By Shane Reeves, PharmD, CEO

MS Treatment Is Moving Toward Infusion-Based Therapies
MS care is changing. Clinicians are using high-efficacy disease-modifying therapies earlier in the treatment journey, and several of those therapies are administered by infusion. The prescribing decision begins with the physician. From there, the order must move through the realities of access, scheduling, and clinical delivery before therapy reaches the person who needs it.
For the person waiting to start treatment, those steps are not abstract. Barriers become personal, and a strong infusion service creates a more organized path, keeping the process moving without leaving the patient to carry it on their own.
Clinical Delivery Requires the Right Process
MS infusion therapy is not routine. Some therapies begin with starter doses before shifting to maintenance infusions. Others bring people back every few weeks or every several months. Each visit requires a team that understands the medication, monitors the person receiving treatment, and is prepared for infusion-related reactions. Safety comes from the full process around administration, not the infusion chair alone.
Site of Care Affects the Treatment Experience
The site of care deserves a practical conversation. Hospital-based infusion is essential when a patient’s clinical needs require that setting. But long-term biologic therapy doesn’t belong in the highest-acuity environment by default. For many patients, a specialty infusion center offers a setting built for recurring treatment while supporting a more appropriate, cost-aligned use of healthcare resources.
That distinction carries particular weight in MS. Fatigue, mobility changes, cognitive burden, transportation, and work schedules all influence whether a treatment plan fits into daily life. A closer, more predictable infusion setting reduces avoidable strain and supports adherence because treatment that fits into daily life is easier to sustain.
Infusion Providers Help Keep MS Care Connected
Between neurology visits, the infusion provider carries out a critical part of the physician’s plan.
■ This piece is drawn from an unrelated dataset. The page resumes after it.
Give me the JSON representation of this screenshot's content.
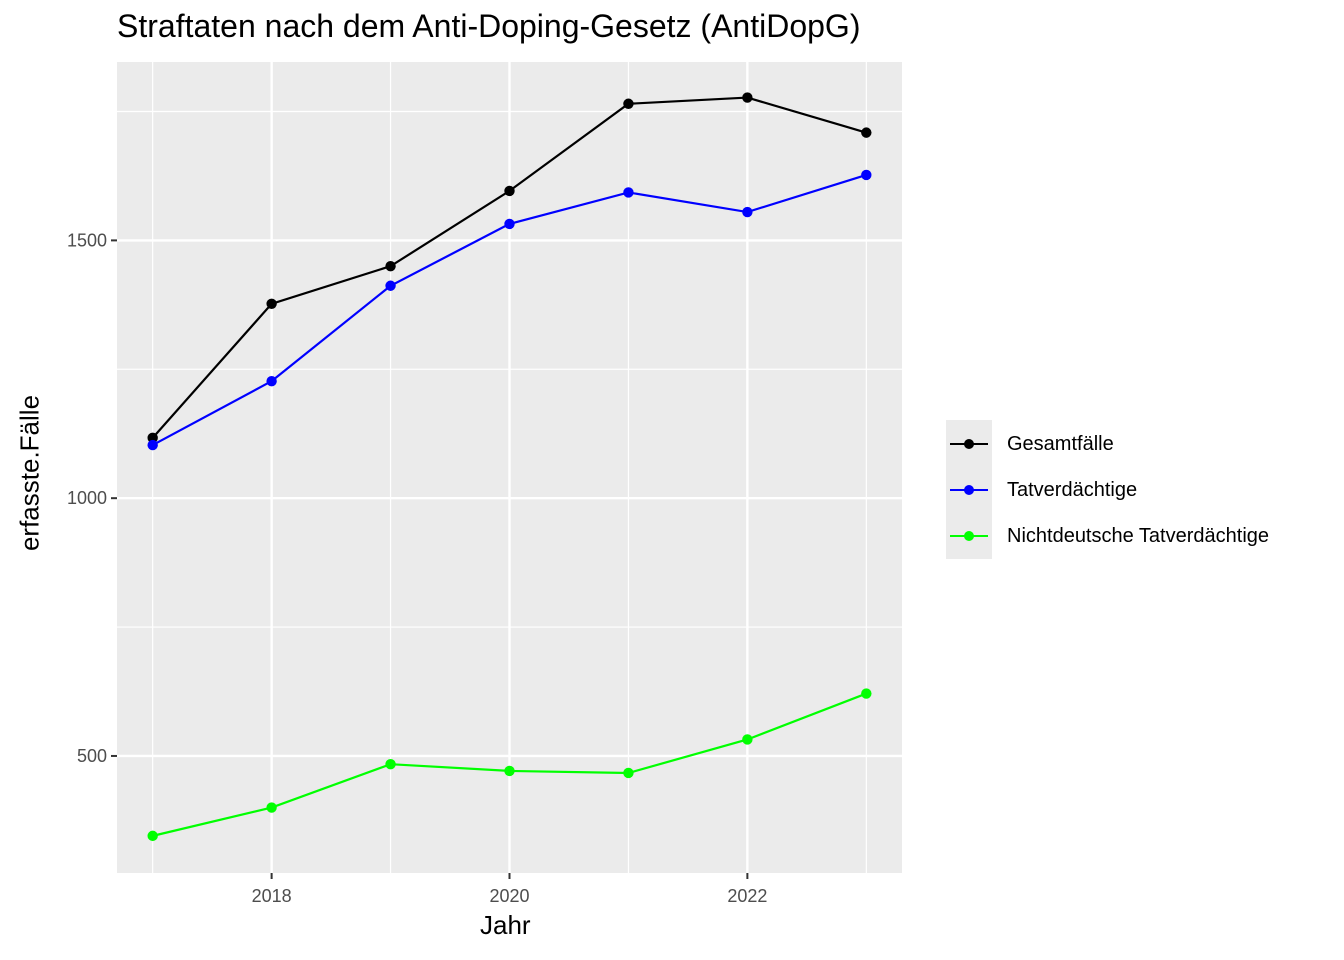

Timely documentation, clear communication, and respect for the clinical intent behind the order keep care connected. Changes during treatment need to be reported to the physician. Confirmation that the visit went as expected matters, too.
That level of coordination is the work TwelveStone’s infusion teams are built to support. We help move the order through authorization, scheduling, and drug access into treatment. We prepare patients for the experience, manage infusion delivery, and keep the prescribing clinician connected to treatment. That structure keeps the care plan moving while reducing the burden patients carry.
Related Article: Iron Infusion vs Blood Transfusion: What’s the Difference?
Infusion Services Are Care-Delivery Infrastructure
MS treatment is advancing. The infusion care model must keep pace because infusion care is not simply medication administration. It is care-delivery infrastructure and, at its best, it protects the plan while supporting the person.